Los Angeles: From Egyptian-American star Rami Malek winning the top honour to a film about the relationship between an African-American pianist and his Italian-American driver “Green Book” scooping away multiple trophies and Sandra Oh making history for Asians — the 76th annual Golden Globes ceremony celebrated the power of diversity, and was devoid of any political comment.
“I said ‘yes’ to the fear of being on this stage tonight because — I wanted to be here to look out into this audience and witness this moment of change,” Sandra Oh said while opening the award gala with Andy Samberg.
Oh, who herself became the first Asian host of the Golden Globe Awards and the first woman of Asian descent to win multiple Golden Globes supported with her win of Best Performance by an Actress in a Television Series — Drama trophy for “Killing Eve”, was referring to the most diverse slates of nominees in the history of the awards.
The night turned out to be an eventful affair for people of colour as they took home the top awards. Freddie Mercury’s biopic “Bohemian Rhapsody” and the fact-based comedy “Green Book” won top honours.
While Malek took home the Golden Globe in Best Actor in a Motion Picture, Drama category for tracing the life of late Queen singer Freddie Mercury in “Bohemian Rhapsody”, the film — which explores the rise of the band with a focus on Mercury’s personal life, his sexuality and the way he dealt with his fame — emerged as the Best Motion Picture, Drama.
The diversity extended to the stories which unfolded on the screen.
“Green Book” won Best Motion Picture, Musical or Comedy. Peter Farrelly, Nick Vallelonga, Brian Currie earned Best Screenplay – Motion Picture honour for the project.

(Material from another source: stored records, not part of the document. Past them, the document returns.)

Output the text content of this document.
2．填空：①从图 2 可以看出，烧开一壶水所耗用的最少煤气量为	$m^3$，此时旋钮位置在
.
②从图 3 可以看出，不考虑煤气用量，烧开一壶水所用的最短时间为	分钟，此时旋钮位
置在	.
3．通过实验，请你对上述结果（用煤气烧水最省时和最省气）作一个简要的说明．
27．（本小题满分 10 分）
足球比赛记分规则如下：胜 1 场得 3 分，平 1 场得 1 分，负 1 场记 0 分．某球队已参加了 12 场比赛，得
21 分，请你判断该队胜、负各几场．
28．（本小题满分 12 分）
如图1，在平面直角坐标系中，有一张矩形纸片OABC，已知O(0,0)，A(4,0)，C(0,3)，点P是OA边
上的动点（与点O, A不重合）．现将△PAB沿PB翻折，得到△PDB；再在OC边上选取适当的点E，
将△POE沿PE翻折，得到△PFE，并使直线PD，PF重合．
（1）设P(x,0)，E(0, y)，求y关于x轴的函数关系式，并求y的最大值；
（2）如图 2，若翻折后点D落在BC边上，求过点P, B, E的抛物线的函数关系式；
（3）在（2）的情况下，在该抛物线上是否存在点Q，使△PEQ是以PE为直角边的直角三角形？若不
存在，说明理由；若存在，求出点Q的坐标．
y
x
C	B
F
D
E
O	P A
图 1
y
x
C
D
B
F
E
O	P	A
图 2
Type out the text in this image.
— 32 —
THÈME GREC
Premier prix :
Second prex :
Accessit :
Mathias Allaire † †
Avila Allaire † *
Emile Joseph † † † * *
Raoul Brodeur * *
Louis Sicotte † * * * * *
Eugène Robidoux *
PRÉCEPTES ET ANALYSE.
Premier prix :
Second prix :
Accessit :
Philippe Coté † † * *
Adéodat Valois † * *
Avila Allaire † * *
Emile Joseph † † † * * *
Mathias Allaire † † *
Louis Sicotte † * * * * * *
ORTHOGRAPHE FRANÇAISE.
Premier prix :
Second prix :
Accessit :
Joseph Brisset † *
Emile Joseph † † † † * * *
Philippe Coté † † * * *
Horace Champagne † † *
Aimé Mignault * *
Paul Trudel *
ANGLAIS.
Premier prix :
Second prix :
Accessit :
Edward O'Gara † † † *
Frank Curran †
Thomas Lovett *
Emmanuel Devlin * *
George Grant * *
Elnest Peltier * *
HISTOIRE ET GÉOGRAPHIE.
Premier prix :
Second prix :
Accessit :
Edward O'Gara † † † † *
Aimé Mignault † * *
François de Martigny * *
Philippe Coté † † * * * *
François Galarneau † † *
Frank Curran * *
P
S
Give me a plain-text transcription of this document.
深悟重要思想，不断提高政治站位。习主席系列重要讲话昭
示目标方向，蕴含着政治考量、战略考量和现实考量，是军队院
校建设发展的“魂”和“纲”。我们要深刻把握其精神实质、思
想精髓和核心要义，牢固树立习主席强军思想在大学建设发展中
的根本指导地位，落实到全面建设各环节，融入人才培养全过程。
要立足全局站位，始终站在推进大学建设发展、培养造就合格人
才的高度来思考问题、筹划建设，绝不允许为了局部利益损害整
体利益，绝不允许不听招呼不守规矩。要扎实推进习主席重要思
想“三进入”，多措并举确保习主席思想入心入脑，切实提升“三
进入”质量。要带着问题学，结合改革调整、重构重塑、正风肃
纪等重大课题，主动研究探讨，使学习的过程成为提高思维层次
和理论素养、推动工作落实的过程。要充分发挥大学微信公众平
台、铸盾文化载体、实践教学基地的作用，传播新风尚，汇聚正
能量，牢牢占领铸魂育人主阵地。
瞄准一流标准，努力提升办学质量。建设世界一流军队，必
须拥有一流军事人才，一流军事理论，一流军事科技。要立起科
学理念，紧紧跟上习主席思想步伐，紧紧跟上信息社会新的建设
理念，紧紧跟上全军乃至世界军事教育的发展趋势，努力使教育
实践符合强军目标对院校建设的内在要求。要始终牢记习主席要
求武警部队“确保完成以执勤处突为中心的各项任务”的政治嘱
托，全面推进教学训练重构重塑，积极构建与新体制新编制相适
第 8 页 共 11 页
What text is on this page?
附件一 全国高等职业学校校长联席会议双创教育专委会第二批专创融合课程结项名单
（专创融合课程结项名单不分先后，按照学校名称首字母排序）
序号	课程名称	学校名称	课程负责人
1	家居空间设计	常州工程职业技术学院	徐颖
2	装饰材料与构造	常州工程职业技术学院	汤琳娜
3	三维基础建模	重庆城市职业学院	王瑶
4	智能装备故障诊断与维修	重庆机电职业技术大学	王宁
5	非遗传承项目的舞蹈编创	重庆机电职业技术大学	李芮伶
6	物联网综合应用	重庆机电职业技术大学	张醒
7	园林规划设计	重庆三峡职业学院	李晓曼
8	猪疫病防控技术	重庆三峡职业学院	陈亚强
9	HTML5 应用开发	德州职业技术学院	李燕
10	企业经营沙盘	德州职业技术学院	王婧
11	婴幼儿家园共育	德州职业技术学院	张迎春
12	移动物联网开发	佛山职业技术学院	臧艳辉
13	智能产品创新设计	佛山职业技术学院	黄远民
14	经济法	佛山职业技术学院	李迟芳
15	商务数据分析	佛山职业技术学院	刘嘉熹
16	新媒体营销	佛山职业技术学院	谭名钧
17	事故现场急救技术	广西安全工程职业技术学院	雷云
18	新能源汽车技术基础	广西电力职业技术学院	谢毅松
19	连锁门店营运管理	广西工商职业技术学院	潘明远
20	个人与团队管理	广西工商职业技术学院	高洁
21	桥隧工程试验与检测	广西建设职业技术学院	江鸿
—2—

And “Spider-Man: Into the Spider-Verse”, which follows African-American/Puerto Rican Brooklyn teen Miles Morales as Spider-Man, was named Best Animated Feature film.
Mahershala Ali also won Best Actor in a Supporting Role in any Motion Picture trophy for “Green Book”. Alfonso Cuaron’s black-and-white Mexico-set period drama “Roma” scored a twin win — for the Best Foreign Language Film Award and also the Best Director – Motion Picture honour at the ceremony, which was aired in India on Colors Infinity, Vh1 and Comedy Central.
Actor Darren Criss, who won Best Performance by an Actor in a Limited Series or Motion Picture Made for Television award for “The Assassination of Gianni Versace: American Crime Story”, acknowledged the wave of change as he said “this has been a marvelous year for representation in Hollywood”.
“I am so enormously proud to be a teeny, tiny part of that as the son of a firecracker Filipino woman from Cebu that dreamed of coming to this country and getting to be invited to cool parties like this,” Criss added.
Girl power, women empowerment and the need to stand with one another were other themes which kept the spark of activism at the ceremony ignited. A slew of celebrities also flaunted new ‘Time’s Up x2’ wristbands and ribbons in support of the movement.
Actress Regina King accepted the statuette in Best Performance by an Actress in a Supporting Role category for “If Beale Street Could Talk” with a promise to produce projects with 50 per cent women.
“I’m going to use my platform to say right now that in the next two years, everything that I produce and I am making a vow and it’s going to be tough to make sure that everything that I produce, that it’s 50 per cent women,” she said, throwing in a challenge for “anyone out there who is in a position of power, not just in our industry, in all industries”.
“I challenge you to challenge yourselves and stand with us in solidarity and do the same,” King concluded.
In an evening in which inclusion and representation were frequently brought up in speeches, actress Glenn Close, while accepting the Best Actress in a Motion Picture, Drama category for her role in “The Wife”, urged women to chase dreams.
“We have to follow our dreams. We have to say, ‘I can do that and I should be allowed to do that’,” she said in a speech which earned the loudest applause at the ceremony, which honours the best of films and television.
Actress Rachel Brosnahan, who won Best Performance by an Actress in a Television Series, Musical or Comedy award for “The Marvelous Mrs. Maisel”, also celebrated the women of the series while accepting her award.
Actor Christian Bale scored a Best Actor in a Motion Picture, Musical or Comedy victory for his performance as former US vice president Dick Cheney in “Vice”. “The Favourite’s” Olivia Colman was honoured with Best Actress in a Motion Picture, Musical or Comedy award.
This year’s awards ceremony also marked the debut of Carol Burnett Award — a Lifetime Achievement in Television recognition. Comedy icon Carol Burnett, who has made the audience laugh for decades altogether, became the eponymous award’s inaugural recipient.
Actor Jeff Bridges, whose showbiz career spans six decades, was feted with the prestigious Cecil B. DeMille Award. He expressed gratitude and said artistes can create a difference.